A 41-year-old man was referred to our department with a 2-month history of snapping of the FDS at the wrist and a rapid growing mass on the volar aspect of the wrist. The patient had no other subjective symptoms. The patient has a 2-year history of medication for hyperuricemia which has been well-controlled. On physical examination, an elastic hard mass 2×3 cm in size migrated longitudinally along with motion of the middle finger with snapping occurring in both extension and flexion (Fig. 1). Magnetic resonance imaging (MRI) showed that the mass was within the FDS to the middle finger and was isointense with muscle on T1-weighted images and heterogeneously hypointense or hyperintense on T2-weighted images (Fig. 2a,b). With presumptive diagnosis of intratendinous soft tissue tumor including possibility of neoplasm, surgical exploration was performed. A tumor-like mass filled with a white chalky substance was identified within the FDS to the middle finger through extensive zigzag incision from the palm to the distal forearm. Although intraoperative diagnosis of tophaceous gout was obtained, tenotomy of the FDS to the middle finger was performed because of heavy intratendinous infiltration of the tophus and destruction of the tendinous tissue (Fig. 3). Cytology of a chalky white substance demonstrated needle-shaped monosodium urate crystal that was negatively birefringement, and histopathological examination confirmed the diagnosis of tophaceous gout. The postoperative course was uneventful with no remarkable functional deficit from the removal of the superficialis to the middle finger.
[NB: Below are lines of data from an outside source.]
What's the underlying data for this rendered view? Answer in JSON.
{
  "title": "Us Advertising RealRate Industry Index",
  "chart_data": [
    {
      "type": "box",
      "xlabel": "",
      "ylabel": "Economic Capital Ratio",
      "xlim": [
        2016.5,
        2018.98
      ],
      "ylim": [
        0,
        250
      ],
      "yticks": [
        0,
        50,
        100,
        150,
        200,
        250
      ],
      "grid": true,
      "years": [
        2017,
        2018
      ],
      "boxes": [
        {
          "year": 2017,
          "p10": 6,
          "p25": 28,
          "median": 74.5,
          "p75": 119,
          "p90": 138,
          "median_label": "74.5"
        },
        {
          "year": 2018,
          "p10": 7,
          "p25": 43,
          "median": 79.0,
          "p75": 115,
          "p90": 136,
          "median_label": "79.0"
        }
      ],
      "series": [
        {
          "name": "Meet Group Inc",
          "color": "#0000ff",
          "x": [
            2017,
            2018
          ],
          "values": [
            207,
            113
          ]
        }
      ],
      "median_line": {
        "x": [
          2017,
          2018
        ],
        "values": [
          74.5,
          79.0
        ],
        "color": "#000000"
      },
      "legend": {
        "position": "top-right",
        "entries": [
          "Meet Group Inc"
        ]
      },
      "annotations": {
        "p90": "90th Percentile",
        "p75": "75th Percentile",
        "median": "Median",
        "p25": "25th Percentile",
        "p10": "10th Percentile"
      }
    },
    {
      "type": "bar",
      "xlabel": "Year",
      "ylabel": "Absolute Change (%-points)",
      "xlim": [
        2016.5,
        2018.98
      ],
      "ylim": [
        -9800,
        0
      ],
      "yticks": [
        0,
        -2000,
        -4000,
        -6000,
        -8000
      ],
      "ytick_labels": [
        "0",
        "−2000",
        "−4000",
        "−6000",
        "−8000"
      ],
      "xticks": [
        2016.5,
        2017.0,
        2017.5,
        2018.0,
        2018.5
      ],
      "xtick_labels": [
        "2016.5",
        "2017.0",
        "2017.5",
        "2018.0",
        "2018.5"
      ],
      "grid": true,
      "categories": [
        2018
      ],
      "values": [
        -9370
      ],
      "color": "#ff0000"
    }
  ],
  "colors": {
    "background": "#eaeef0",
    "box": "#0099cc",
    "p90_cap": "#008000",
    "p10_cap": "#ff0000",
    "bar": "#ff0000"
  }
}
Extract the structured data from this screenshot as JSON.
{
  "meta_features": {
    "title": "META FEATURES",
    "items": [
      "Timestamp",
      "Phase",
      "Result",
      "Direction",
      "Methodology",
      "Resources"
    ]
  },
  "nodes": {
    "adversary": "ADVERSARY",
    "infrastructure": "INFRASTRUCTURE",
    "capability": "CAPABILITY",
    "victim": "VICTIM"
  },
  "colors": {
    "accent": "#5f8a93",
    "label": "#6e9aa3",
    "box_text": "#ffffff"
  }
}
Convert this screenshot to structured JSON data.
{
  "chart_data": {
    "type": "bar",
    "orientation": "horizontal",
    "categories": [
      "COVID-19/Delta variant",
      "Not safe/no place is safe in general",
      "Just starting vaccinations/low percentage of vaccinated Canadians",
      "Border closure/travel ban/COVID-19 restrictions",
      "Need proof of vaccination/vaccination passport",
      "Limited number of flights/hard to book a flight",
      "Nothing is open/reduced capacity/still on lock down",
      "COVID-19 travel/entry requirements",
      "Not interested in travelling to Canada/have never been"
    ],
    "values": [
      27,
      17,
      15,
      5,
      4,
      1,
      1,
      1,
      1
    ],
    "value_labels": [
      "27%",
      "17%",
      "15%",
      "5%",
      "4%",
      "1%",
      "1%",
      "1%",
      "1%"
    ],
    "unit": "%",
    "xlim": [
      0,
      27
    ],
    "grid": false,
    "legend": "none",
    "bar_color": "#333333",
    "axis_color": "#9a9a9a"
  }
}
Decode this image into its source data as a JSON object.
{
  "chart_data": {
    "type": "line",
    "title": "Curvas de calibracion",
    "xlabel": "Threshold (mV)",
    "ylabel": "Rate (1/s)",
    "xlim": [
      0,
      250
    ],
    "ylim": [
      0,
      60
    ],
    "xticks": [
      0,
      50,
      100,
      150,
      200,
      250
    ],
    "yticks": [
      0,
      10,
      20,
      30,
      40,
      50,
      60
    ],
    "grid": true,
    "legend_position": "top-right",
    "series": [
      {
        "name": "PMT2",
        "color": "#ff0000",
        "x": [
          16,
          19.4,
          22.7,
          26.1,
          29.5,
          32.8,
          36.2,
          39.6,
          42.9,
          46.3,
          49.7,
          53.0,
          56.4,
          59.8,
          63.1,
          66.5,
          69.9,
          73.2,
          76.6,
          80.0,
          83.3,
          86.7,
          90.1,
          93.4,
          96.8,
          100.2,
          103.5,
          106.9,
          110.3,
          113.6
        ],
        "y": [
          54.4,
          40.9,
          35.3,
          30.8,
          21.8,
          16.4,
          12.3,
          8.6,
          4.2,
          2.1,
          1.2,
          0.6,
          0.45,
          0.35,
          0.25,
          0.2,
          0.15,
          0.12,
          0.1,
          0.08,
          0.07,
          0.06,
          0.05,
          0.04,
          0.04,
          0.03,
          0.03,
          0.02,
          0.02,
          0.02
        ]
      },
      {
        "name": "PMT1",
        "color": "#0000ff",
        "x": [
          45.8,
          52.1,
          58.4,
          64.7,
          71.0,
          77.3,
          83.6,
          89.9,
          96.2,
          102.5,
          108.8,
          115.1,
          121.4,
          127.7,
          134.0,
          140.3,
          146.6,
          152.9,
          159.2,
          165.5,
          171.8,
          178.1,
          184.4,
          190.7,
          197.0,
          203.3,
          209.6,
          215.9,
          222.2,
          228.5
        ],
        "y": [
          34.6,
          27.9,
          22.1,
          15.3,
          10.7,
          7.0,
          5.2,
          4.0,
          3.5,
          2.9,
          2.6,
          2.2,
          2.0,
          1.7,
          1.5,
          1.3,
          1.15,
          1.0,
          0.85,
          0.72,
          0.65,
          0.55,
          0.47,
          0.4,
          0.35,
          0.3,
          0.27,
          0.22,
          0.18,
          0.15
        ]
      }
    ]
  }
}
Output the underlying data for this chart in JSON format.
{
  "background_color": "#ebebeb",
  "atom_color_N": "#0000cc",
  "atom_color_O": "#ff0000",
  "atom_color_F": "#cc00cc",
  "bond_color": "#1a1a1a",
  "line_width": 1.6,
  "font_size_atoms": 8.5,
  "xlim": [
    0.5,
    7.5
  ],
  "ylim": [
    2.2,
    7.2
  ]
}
Although tophaceous gout is caused by poorly controlled long-lasting hyperuricemia, there have been only a few case reports of intratendinous infiltration of tophaceous gout affecting tendons of the hand [4–6]. In the past reports, all intratendinous infiltrations of tophaceous gout occurred at the wrist and existed with carpal tunnel syndrome [4–6]. In our case, since the main torus of the tophus existed proximally to the flexor retinaculum in resting position of the hand, triggering of the torus against the flexor retinaculum occurred in extension of the middle finger instead of carpal tunnel syndrome. Since self-regression can be achieved when hyperuricemia is treated properly and serum concentration of uric acid is maintained below 5.6 mg/100 ml , tophaceous gout is seldom seen in a well-controlled hyperuricemia patient. It was, therefore, very difficult to achieve preoperative diagnosis of intratendinous tophi in our case. MRI without clinical diagnosis of gout may mislead clinicians to more pessimistic diagnosis because signal intensity in the T2-weighted images may be heterogeneous due to urate crystal or calcium deposition, making distinction from neoplasm difficult (Fig. 2a,b) . On the other hand, the development of a malignant fibrous histiocytoma in a tophus occasionally occurs . Fine-needle aspiration biopsy prior to surgical exploration is the most reliable means for the diagnosis of intratendinous infiltration of tophaceous gout . Since the torus of the intratendinous infiltration of tophaceous gout at the wrist easily shows median nerve compression and/or functional deficit by triggering of tendon(s), surgical intervention like both tenotomy and tenosynovectomy are useful treatment options in addition to conventional medication for gout.